I noticed that Intel 16.0 and 16.0.1 C++ improved scalar optimization of variable stride to the point where it matches gcc and MSVC and makes the default auto-vectorization of such loops unproductive for host AVX, e.g.
foo( float * __restrict a, float * b);
#if _OPENMP >= 201307
#if ! __MIC__
#pragma omp simd safelen(1)
#else
#pragma omp simd
#endif
#endif
for (i = *n1; i <= i2; i__ += i3)
a[i] += b[i];
yet the vectorization for MIC doesn't occur without pragma.
For MIC, vectorization of this yields > 10x performance gain, while host vectorization increases run time by 50%, yet the compiler's default choices have it backwards.
This looks like a step back in the direction of advocating pragma controlled vectorization, with the requirement for target specification. I put #if _OPENMP on so as to permit compilation by MSVC, which supports only OpenMP 2.0, in spite of supporting a fair amount of auto-vectorization in recent versions. __restrict becomes irrelevant if it's necessary to set pragmas for each target; maybe that's considered as an advantage.
Fortunately, in this case, icc controls vectorization by safelen(1).

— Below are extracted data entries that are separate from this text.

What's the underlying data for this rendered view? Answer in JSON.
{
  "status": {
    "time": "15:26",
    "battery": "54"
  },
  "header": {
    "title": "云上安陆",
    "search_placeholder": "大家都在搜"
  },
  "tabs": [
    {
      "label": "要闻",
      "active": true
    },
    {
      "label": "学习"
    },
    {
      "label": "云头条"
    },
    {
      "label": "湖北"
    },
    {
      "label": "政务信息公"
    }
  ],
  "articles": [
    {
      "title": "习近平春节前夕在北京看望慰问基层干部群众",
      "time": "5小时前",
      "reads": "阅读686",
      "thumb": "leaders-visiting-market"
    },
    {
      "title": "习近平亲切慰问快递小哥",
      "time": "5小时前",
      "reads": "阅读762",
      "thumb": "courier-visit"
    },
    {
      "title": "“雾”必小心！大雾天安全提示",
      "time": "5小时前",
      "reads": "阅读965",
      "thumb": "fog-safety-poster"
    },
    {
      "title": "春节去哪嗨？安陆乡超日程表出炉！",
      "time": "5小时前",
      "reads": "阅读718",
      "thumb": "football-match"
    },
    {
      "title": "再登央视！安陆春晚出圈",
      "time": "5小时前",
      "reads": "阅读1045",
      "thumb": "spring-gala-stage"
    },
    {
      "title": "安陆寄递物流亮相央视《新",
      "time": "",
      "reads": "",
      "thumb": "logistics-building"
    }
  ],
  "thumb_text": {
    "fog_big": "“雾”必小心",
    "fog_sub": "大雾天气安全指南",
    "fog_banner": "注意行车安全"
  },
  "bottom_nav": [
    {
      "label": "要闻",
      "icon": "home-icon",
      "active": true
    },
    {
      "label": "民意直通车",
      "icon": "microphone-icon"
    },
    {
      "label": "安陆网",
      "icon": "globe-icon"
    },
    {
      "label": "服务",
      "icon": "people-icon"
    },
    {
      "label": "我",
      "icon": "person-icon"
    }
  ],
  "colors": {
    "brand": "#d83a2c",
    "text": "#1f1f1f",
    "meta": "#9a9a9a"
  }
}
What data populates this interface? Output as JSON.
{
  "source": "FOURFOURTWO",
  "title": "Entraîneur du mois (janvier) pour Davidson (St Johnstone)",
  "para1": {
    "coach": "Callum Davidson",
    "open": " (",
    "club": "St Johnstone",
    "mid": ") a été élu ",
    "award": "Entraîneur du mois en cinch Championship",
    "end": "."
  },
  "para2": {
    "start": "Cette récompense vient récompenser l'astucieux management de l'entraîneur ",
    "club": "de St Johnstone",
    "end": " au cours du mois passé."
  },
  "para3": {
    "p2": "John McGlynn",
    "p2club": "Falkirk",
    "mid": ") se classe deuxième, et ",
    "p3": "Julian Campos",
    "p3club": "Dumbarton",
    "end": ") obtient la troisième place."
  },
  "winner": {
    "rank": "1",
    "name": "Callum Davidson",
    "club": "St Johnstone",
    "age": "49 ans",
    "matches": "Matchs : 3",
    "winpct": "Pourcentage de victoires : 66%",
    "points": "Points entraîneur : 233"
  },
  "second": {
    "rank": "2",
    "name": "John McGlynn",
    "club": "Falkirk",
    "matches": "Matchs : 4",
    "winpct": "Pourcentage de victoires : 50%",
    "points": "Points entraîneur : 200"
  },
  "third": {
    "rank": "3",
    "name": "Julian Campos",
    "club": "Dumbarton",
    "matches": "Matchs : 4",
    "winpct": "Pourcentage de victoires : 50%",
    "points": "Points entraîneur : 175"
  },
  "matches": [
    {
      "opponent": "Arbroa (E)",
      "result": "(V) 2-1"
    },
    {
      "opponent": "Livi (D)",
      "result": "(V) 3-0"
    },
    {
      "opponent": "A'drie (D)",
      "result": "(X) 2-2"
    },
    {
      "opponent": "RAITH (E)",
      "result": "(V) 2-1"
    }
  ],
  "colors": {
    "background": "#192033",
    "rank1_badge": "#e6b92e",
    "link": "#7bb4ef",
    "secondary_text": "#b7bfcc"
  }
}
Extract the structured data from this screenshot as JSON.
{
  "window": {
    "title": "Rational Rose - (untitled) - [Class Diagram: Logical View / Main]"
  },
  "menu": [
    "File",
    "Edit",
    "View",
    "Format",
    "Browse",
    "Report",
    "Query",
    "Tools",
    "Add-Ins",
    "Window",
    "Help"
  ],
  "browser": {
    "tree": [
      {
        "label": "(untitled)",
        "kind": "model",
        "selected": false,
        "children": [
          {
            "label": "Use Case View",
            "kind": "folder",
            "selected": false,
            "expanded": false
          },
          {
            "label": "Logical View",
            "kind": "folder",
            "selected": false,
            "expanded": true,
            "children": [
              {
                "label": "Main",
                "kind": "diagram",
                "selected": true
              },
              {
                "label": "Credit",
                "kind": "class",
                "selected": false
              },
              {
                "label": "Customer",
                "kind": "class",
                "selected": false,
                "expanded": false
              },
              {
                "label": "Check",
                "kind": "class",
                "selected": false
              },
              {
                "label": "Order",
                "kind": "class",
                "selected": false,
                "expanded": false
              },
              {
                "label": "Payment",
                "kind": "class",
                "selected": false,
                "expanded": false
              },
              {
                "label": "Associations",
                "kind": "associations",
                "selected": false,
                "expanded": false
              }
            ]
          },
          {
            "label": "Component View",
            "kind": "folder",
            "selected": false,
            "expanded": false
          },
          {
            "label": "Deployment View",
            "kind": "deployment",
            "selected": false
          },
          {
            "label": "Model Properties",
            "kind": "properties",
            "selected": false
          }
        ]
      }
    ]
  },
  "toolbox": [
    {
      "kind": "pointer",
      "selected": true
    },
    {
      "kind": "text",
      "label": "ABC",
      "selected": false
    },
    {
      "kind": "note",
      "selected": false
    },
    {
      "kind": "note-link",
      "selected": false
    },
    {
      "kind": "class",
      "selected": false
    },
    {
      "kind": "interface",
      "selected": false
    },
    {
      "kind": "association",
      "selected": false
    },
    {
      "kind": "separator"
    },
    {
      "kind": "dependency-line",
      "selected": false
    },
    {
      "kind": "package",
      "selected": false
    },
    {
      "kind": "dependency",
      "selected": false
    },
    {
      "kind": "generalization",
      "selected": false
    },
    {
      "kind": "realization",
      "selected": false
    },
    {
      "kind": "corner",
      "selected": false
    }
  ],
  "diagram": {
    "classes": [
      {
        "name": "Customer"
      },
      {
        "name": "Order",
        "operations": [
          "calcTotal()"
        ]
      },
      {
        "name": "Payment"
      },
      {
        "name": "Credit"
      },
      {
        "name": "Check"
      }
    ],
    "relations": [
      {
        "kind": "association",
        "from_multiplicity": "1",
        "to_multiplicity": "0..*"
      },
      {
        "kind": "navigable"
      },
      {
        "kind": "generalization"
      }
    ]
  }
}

Both icc and gcc exhibit cases where vectorization occurs in violation of safelen, as well as cases where safelen(1) is a convenient portable replacement for #pragma no vector. __restrict can be used to control auto-vectorization sometimes, but not always. #pragma no vector doesn't appeal to me in cases like this where MIC needs #pragma omp simd and where non-Intel compilers run into similar issues.